Grid currently has three modes.
--tree
-- experimental
Tree is the federated learning mode. The long term goal is to have node workers store data locally, and train public models to make them better.
--compute
Compute mode lets users offer compute to train models. Data scientists can easily publish models from a jupyter notebook and train them remotely. Grid also offers easy utilities to try n number of configurations concurrently.
--anchor
Helps clients find workers in tree or compute mode.
It is recommended you install Anaconda prior to starting the installation. The installation page for your operating system can be found here.
If you just want to install python3 and pip3 this can be done through brew on MacOS or apt on Ubuntu LTS 16.04.
MacOS:
brew install python3
Ubuntu LTS 16.04:
apt install python3
apt install python-pip3
If you want to use an Anaconda environment, make sure you've created and activated it before installing anything else, e.g.:
conda create -n openmined python=3.6 anaconda -y
source activate openmined #(or conda activate openmined, depending on your version of conda)
Grid requires PyTorch. Follow the instructions at https://pytorch.org to install the correct build for your platform/environment.
Finally, navigate to the local clone of the Grid repository and run python setup.py install
. If you're going to be developing Grid, you can replace that with python setup.py develop
.
Grid worker can now start the ipfs daemon for you, but if you want to start it manually it can be with:
start_ipfs
You can then run the worker daemon. If you want to run in compute
mode run:
start_worker --compute
and if you want to run in tree
mode, run:
start_worker --tree
If you have GPU and want to use them, you will need to have nvidia-docker2. Make sure you can see your gpus using
docker run --runtime=nvidia --rm nvidia/cuda nvidia-smi
The main scrip to launch the grid is run_grid.sh. It has several flags
Usage: ./run_grid.sh [-g <gpu>] [-m <grid-mode>] [-a <host_ip>] [-n <name>] [-e <email>]

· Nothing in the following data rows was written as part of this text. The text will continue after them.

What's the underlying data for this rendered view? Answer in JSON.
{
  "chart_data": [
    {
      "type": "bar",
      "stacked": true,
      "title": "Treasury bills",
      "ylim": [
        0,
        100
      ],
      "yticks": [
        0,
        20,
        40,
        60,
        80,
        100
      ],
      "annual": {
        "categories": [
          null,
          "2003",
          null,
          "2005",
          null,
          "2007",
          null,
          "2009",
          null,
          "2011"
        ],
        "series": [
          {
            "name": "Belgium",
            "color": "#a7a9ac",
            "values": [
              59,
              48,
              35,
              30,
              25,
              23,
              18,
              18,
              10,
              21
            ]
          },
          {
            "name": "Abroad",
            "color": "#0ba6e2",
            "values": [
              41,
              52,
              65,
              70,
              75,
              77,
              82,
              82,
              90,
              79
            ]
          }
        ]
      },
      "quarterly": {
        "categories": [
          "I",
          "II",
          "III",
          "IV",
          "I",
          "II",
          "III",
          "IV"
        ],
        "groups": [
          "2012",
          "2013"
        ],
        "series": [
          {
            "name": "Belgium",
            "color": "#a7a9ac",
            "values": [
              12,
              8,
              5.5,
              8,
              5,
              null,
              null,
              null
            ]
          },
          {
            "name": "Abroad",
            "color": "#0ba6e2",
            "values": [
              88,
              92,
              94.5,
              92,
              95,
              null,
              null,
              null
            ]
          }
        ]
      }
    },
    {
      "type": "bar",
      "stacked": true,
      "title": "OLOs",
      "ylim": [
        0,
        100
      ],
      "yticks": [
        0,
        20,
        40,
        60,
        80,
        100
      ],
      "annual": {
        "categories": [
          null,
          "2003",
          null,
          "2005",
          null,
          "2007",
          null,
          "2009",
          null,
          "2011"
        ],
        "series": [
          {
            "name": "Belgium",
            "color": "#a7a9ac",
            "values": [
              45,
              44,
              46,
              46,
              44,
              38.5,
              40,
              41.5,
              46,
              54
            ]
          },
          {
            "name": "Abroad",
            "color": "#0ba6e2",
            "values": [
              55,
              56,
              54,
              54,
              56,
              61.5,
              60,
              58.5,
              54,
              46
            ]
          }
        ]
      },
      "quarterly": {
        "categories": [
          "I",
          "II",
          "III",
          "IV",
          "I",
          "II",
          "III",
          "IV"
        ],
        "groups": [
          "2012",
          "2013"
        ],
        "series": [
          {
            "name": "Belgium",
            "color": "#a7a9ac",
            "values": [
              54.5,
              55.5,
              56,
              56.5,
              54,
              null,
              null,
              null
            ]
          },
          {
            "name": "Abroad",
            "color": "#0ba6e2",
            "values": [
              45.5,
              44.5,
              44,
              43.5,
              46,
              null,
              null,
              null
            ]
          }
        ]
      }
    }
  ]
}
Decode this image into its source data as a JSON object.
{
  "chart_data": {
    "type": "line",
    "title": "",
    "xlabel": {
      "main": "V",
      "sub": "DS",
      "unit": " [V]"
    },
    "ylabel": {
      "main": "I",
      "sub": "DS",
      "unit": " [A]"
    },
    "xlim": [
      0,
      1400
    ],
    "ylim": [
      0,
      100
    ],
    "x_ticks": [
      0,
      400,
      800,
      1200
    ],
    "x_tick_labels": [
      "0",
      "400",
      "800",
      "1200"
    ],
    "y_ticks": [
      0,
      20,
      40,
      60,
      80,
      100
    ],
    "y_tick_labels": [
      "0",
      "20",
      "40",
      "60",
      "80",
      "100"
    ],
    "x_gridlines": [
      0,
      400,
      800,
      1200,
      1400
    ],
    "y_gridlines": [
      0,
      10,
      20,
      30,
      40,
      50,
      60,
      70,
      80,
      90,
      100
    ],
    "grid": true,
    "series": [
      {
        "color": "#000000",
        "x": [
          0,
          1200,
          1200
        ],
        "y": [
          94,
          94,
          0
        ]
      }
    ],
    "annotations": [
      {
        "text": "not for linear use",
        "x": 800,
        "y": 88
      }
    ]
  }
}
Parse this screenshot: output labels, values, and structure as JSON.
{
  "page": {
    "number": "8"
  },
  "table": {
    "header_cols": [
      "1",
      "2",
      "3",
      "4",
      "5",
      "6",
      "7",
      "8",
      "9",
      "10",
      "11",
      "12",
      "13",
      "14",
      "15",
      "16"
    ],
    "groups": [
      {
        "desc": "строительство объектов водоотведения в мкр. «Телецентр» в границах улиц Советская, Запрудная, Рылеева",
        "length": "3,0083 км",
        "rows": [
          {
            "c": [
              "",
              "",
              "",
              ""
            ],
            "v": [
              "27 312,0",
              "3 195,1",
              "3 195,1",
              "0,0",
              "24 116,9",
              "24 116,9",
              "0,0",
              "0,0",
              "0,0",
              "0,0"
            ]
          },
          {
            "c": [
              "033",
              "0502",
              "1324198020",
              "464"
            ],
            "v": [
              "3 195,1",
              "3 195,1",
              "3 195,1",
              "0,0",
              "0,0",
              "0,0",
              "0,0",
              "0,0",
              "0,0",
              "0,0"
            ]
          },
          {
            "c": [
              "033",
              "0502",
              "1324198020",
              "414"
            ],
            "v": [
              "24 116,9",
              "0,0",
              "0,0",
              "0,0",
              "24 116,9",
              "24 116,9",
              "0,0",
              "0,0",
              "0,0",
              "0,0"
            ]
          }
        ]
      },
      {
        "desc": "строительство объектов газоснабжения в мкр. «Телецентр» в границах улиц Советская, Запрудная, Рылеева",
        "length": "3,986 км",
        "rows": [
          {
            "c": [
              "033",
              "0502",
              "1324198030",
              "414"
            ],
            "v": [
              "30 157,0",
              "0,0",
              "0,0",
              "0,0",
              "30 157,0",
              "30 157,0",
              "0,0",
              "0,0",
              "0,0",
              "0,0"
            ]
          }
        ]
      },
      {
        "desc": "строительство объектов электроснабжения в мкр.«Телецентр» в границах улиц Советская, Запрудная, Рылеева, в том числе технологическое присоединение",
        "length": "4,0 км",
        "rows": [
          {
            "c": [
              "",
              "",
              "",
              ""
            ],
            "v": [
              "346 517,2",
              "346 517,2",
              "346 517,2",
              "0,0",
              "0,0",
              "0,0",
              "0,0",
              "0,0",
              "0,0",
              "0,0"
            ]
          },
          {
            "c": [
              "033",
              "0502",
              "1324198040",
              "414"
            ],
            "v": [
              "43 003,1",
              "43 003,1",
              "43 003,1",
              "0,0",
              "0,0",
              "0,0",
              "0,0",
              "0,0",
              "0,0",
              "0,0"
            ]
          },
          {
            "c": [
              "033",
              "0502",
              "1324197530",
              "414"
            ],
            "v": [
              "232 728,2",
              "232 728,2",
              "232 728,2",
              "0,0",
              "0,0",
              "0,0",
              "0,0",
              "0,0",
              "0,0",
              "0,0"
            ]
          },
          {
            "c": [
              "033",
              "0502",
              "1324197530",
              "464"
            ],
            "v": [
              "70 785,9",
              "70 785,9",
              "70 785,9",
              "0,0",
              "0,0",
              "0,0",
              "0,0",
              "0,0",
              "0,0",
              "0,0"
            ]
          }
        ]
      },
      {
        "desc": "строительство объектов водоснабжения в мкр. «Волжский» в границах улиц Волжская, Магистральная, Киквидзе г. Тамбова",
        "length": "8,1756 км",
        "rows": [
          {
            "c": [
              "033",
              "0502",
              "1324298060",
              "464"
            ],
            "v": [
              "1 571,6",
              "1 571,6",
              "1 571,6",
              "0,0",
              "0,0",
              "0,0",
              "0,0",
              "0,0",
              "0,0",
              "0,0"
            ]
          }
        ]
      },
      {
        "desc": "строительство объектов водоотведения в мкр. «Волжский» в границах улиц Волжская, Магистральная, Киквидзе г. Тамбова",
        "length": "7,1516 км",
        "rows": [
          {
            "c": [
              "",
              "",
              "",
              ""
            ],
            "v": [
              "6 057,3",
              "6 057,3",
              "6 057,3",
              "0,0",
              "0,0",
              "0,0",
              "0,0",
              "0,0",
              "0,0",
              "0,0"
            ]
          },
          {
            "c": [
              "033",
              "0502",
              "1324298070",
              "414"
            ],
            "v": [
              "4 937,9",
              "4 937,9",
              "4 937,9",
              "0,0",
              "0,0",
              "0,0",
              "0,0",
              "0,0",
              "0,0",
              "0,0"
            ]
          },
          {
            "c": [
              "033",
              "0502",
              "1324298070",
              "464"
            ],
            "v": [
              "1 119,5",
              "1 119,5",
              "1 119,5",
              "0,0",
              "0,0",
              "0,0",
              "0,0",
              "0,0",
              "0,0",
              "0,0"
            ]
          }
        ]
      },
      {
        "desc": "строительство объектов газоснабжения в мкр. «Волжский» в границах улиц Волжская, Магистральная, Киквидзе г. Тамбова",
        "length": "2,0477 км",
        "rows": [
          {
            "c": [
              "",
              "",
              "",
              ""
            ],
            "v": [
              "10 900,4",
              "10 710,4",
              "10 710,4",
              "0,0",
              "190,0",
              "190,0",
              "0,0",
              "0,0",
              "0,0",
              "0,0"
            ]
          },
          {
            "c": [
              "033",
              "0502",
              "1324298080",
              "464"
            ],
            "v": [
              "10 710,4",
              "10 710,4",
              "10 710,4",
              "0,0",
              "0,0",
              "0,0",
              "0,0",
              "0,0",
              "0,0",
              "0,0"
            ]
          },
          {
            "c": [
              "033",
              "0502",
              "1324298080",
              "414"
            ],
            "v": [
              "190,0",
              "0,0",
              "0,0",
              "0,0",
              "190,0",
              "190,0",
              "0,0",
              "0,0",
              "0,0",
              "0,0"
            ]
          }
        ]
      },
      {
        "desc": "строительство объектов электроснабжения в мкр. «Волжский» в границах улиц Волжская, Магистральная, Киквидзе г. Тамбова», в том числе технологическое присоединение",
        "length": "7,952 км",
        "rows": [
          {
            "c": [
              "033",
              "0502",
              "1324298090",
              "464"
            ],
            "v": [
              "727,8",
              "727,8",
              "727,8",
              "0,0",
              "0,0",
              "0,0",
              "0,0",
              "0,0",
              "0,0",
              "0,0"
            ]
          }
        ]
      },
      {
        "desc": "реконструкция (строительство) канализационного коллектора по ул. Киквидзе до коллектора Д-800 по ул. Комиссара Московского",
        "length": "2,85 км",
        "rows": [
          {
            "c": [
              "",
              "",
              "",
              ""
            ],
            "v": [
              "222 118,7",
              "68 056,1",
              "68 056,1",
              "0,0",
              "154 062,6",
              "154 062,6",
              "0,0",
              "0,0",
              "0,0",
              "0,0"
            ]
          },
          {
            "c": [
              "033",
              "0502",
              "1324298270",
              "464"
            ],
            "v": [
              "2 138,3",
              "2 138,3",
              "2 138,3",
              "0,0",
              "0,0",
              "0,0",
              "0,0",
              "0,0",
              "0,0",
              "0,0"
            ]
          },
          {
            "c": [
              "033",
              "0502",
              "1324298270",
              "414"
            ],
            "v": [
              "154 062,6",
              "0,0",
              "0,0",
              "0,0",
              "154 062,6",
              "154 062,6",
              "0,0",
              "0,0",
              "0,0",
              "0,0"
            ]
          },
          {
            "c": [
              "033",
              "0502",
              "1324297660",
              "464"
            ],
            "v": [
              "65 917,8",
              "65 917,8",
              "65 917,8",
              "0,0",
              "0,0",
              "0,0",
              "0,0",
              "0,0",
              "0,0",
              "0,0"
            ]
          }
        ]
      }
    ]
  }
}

For instance, if you want to run a worker in tree mode with an aws instance with gpus on it whose ip is 10.34.23.45, then you can run
./run_grid.sh -g -m tree -a 10.34.23.45 -n jack -e jack@aws.com
If you have only a laptop without gpus in it, but you want to run an anchor because, why not
./run_grid.sh -m anchor -a 1.34.23.45 -n jack -e jack@laptop.com
If running those commands doesn't work make sure the location of the installed script is in your PATH. This can be done by adding a the following similar line to your '~/.bash_profile' file:
export PATH=$PATH:/anaconda3/bin
/anaconda3/
might need to be replace by the actual install location if not being used with anaconda or you installed anaconda locally for the current user.
And then running:
source ~/.bash_profile
If you have any troubles running an experiment such as the other peers not learning about your jobs make sure you're connected to the peer. You can check if you're connected to the peer by running:
ipfs pubsub peers | grep <ipfs address>
And then to connect to the peer if you're not connected:
ipfs swarm connect <ipfs_address>
The swarm connect IPFS address should look something like this /p2p-circuit/ipfs/QmXbV8HZwKYkkWAAZr1aYT3nRMCUnpp68KaxP3vccirUc8
. And can be found in the output of the daemon when you start it.
TODO make this automatic
Before submitting a PR to this repo make sure the following packages are installed with pip:
pip install pycodestyle yapf pytest
First run yapf
:
yapf --recursive --in-place .
Then run pycodestyle
:
pycodestyle --max-line-length=130 --exclude=.ropeproject,ipfsapi,build,.eggs .
We still have some issues with long lines and bare excepts so those can be ignored for now. But everything else should be cleaned up.
To run the integration tests you MUST start up a local worker first (this is unfortunate see issue OpenMined#146)
Then run the tests:
pytest -s
If everything looks good to you, submit the PR.